Ecco come il Fatto Quotidiano ha smontato la narrazione della presidente del consiglio. “Ci sarà qualche ragione se quelli che oggi dicono che il salario minimo è la soluzione migliore non lo hanno fatto quando erano al governo”, ha detto Meloni, polemizzando con le opposizioni che in estate avevano presentato una proposta di legge incentrata sulla famosa soglia di 9 euro lordi all’ora. Certo è che Fratelli d’Italia in fatto di incoerenza non può certo dare lezioni agli altri partiti: nel 2019 il deputato Walter Rizzetto aveva presentato una proposta di legge per introdurre un salario minimo orario, definendolo “un efficace strumento per garantire una maggiore equità e tutelare la posizione di debolezza del lavoratore nell’ambito del rapporto di lavoro”.

“Noi abbiamo il 97% dei lavoratori coperti da un contratto siglato almeno da uno dei 3 principali sindacati”, ha detto la leader di FdI. È vero: tra i mille contratti depositati al Cnel, i circa 200 firmati dai confederali risultano (all’Inps) essere applicati alla stragrande maggioranza dei lavoratori. Ma si tratta almeno in parte di un’illusione ottica: come ha fatto notare l’economista Ocse Andrea Garnero, non è detto che il contratto comunicato dall’azienda all’istituto di previdenza sia quello effettivamente applicato al dipendente per quanto riguarda la parte economica. I contratti pirata, insomma, sono molto più diffusi di quanto suggeriscano le statistiche ufficiali.

I lavoratori sotto i 9 euro l’ora – Secondo Meloni “l’82% ha un salario superiore ai 9 euro della proposta di legge”. Vero, ma è evidente che quella percentuale in apparenza elevata è del tutto insufficiente: il 18% corrisponde 3,6 milioni di persone, dice l’Istat. Un dato quasi identico a quelli Inps-Uniemens stando ai quali 3,59 milioni di dipendenti privati non raggiungono quella cifra. Aggiungendo anche operai agricoli e lavoratori domestici si arriva a 4,5 milioni. Tra l’altro secondo uno studio della Fondazione consulenti del lavoro – certo non nemica del governo – oltre un terzo dei 61 principali contratti collettivi nazionali firmati da Cgil, Cisl e Uil prevede minimi retributivi sotto i 9 euro all’ora.
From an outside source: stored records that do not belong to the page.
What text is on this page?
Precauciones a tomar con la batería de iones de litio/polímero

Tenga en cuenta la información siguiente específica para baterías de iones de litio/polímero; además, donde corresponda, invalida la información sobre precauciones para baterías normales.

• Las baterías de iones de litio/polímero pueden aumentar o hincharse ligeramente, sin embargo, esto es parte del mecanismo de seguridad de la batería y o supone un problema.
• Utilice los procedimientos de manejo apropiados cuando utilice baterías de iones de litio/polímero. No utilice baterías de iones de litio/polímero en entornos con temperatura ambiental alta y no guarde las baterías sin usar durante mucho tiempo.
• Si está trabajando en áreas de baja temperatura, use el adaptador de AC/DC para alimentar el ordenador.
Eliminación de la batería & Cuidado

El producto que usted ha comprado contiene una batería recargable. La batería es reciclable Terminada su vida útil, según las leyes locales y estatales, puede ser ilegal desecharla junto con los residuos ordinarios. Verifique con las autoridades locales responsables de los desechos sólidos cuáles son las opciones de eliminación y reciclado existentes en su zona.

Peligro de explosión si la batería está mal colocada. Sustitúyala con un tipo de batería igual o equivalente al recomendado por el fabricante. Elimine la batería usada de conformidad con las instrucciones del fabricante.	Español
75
“Se metto un salario minimo per legge diventa aggiuntivo o sostitutivo?”, si è chiesta retoricamente Meloni dopo aver messo in fila quei dati parziali o sbagliati. La risposta è implicita, secondo la leader di Fratelli d’Italia: “Sarebbero di più i lavoratori che ci perdono”. L’affermazione è smentita dai Paesi che hanno già adottato un salario minimo legale: 22 su 27 nella Ue e altri 140 nel mondo, tra cui Stati Uniti, Gran Bretagna, Brasile. È falso, come è facile intuire, che in seguito all’introduzione di un minimo orario le retribuzioni più alte finiscano per essere ritoccate al ribasso allineandosi al minimo.

Non c’è dubbio, insomma, che il salario minimo sia un argomento che ha suscitato dibattiti accesi in Italia negli ultimi anni. Tra i maggiori benefici, contribuisce a ridurre la disuguaglianza economica. Garantendo un reddito minimo ai lavoratori, si riducono le disparità salariali e si fornisce un sostegno economico fondamentale alle famiglie a basso reddito. Inoltre, il salario minimo può incentivare la partecipazione al mercato del lavoro. Infine, il salario minimo può stimolare la crescita economica generale. Aumentando i salari dei lavoratori a basso reddito, si aumenta il loro potere d’acquisto, il che può sostenere la domanda interna e favorire l’attività economica. Ciò può portare a una maggiore produzione e occupazione, contribuendo così alla prosperità del Paese nel suo complesso.